Die Versprechungen der EU-Erweiterung

Über den Beitritt zur Europäischen Union hinaus werden die zehn neuen Mitglieder Teil der bereits bestehenden Beziehungen zwischen den Vereinigten Staaten und der EU, die zweifelsohne zu den wichtigsten politischen und wirtschaftlichen Beziehungen der Welt zählen. Wir haben eine transatlantische Agenda, wir halten jedes Jahr ein Gipfeltreffen ab, und wir arbeiten in zahllosen internationalen Foren zusammen, um die Welt zu einem besseren, sichereren Ort zu machen. Außenminister Powell erklärte vor kurzem: “Die Bewältigung der Herausforderungen des 21. Jahrhunderts beruht zu einem großen Teil auf der umfassenden, starken und beständigen Partnerschaft zwischen Europa und den Vereinigten Staaten. Wir müssen zusammenarbeiten, sei es bei der Bekämpfung von Terrorismus und der Verbreitung von Massenvernichtungswaffen, der Förderung von globalem Wachstum und guter Regierungsführung oder der Eindämmung von Infektionskrankheiten.”

Ebenso wie wir uns weiterhin starker bilateraler Beziehungen zu den derzeit 15 EU-Mitgliedern erfreuen, freuen wir uns nach dem Beitritt auf eine Vertiefung unserer bereits dynamischen Beziehungen zu den zehn neuen Mitgliedstaaten. Die EU-Mitgliedschaft wird für die Beitrittsländer engere Beziehungen zu Brüssel, aber auch noch stabilere Beziehungen zu den Vereinigten Staaten bedeuten.
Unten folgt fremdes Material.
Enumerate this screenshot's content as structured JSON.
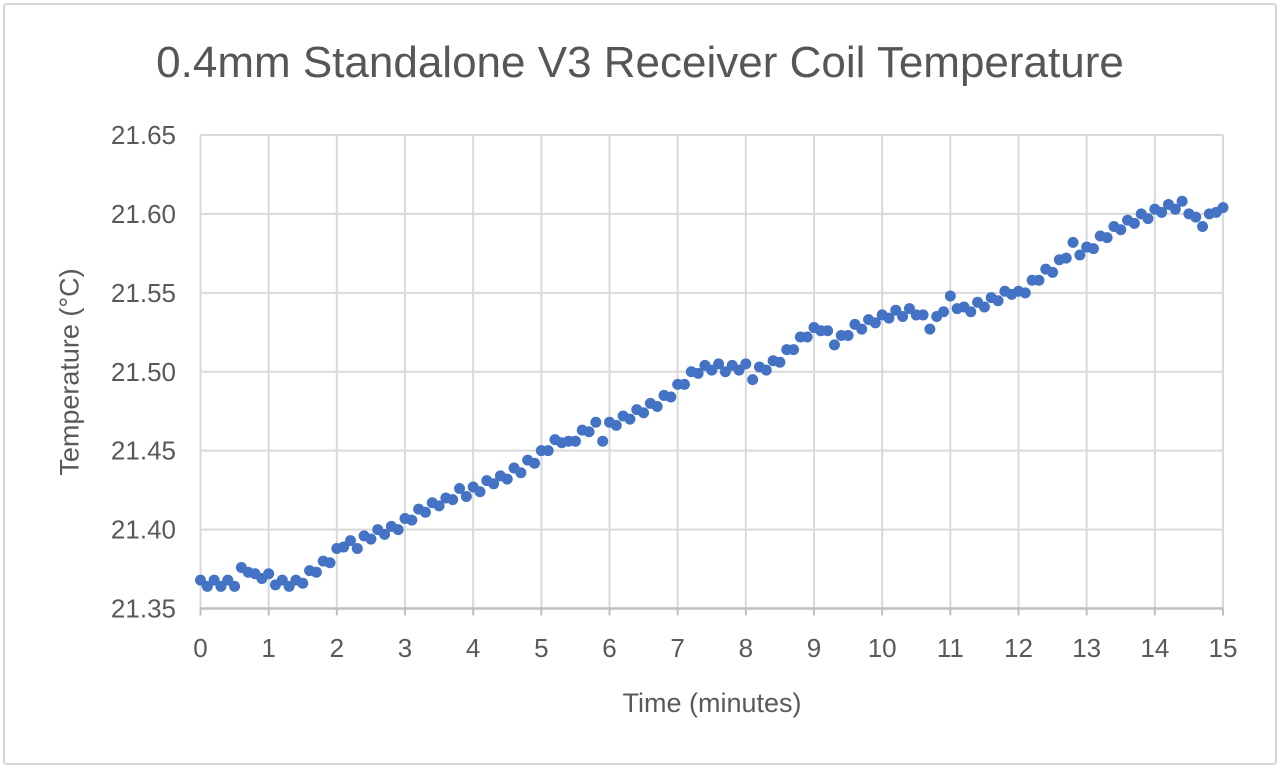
{
  "page": {
    "background": "#ffffff",
    "frame_border_color": "#d7d7d7"
  },
  "chart_data": {
    "type": "scatter",
    "title": "0.4mm Standalone V3 Receiver Coil Temperature",
    "xlabel": "Time (minutes)",
    "ylabel": "Temperature (°C)",
    "xlim": [
      0,
      15
    ],
    "ylim": [
      21.35,
      21.65
    ],
    "xticks": [
      0,
      1,
      2,
      3,
      4,
      5,
      6,
      7,
      8,
      9,
      10,
      11,
      12,
      13,
      14,
      15
    ],
    "ytick_values": [
      21.35,
      21.4,
      21.45,
      21.5,
      21.55,
      21.6,
      21.65
    ],
    "ytick_labels": [
      "21.35",
      "21.40",
      "21.45",
      "21.50",
      "21.55",
      "21.60",
      "21.65"
    ],
    "grid": true,
    "legend": "none",
    "marker": {
      "shape": "circle",
      "radius_px": 5.5,
      "color": "#4472C4"
    },
    "colors": {
      "grid": "#D9D9D9",
      "axis_line": "#BFBFBF",
      "text": "#595959"
    },
    "series": [
      {
        "name": "Receiver coil temperature",
        "x_start": 0,
        "x_step": 0.1,
        "values": [
          21.368,
          21.364,
          21.368,
          21.364,
          21.368,
          21.364,
          21.376,
          21.373,
          21.372,
          21.369,
          21.372,
          21.365,
          21.368,
          21.364,
          21.368,
          21.366,
          21.374,
          21.373,
          21.38,
          21.379,
          21.388,
          21.389,
          21.393,
          21.388,
          21.396,
          21.394,
          21.4,
          21.397,
          21.402,
          21.4,
          21.407,
          21.406,
          21.413,
          21.411,
          21.417,
          21.415,
          21.42,
          21.419,
          21.426,
          21.421,
          21.427,
          21.424,
          21.431,
          21.429,
          21.434,
          21.432,
          21.439,
          21.436,
          21.444,
          21.442,
          21.45,
          21.45,
          21.457,
          21.455,
          21.456,
          21.456,
          21.463,
          21.462,
          21.468,
          21.456,
          21.468,
          21.466,
          21.472,
          21.47,
          21.476,
          21.474,
          21.48,
          21.478,
          21.485,
          21.484,
          21.492,
          21.492,
          21.5,
          21.499,
          21.504,
          21.501,
          21.505,
          21.5,
          21.504,
          21.501,
          21.505,
          21.495,
          21.503,
          21.501,
          21.507,
          21.506,
          21.514,
          21.514,
          21.522,
          21.522,
          21.528,
          21.526,
          21.526,
          21.517,
          21.523,
          21.523,
          21.53,
          21.527,
          21.533,
          21.531,
          21.536,
          21.534,
          21.539,
          21.535,
          21.54,
          21.536,
          21.536,
          21.527,
          21.535,
          21.538,
          21.548,
          21.54,
          21.541,
          21.538,
          21.544,
          21.541,
          21.547,
          21.545,
          21.551,
          21.549,
          21.551,
          21.55,
          21.558,
          21.558,
          21.565,
          21.563,
          21.571,
          21.572,
          21.582,
          21.574,
          21.579,
          21.578,
          21.586,
          21.585,
          21.592,
          21.59,
          21.596,
          21.594,
          21.6,
          21.597,
          21.603,
          21.601,
          21.606,
          21.603,
          21.608,
          21.6,
          21.598,
          21.592,
          21.6,
          21.601,
          21.604
        ]
      }
    ]
  }
}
Diejenigen, die der Auffassung sind, die Beitrittsländer müssten zwischen Loyalität gegenüber Europa oder den Vereinigten Staaten entscheiden, liegen falsch. Mehr Europa bedeutet nicht weniger Vereinigte Staaten. Die Vereinigten Staaten unterhalten ausgezeichnete Beziehungen zu allen Beitrittsländern, und diese werden Bestand haben und vertieft werden. Wie Präsident Bush erklärte, haben die Beitrittsländer nicht den langen Weg zurückgelegt – sie haben sich nicht gegen Besatzung und Tyrannei erhoben – nur um sich sagen zu lassen, “Sie müssen jetzt zwischen Europa und Amerika wählen.” Die beiden sind nicht inkompatibel. Man kann ein guter Europäer und ein guter Transatlantiker sein.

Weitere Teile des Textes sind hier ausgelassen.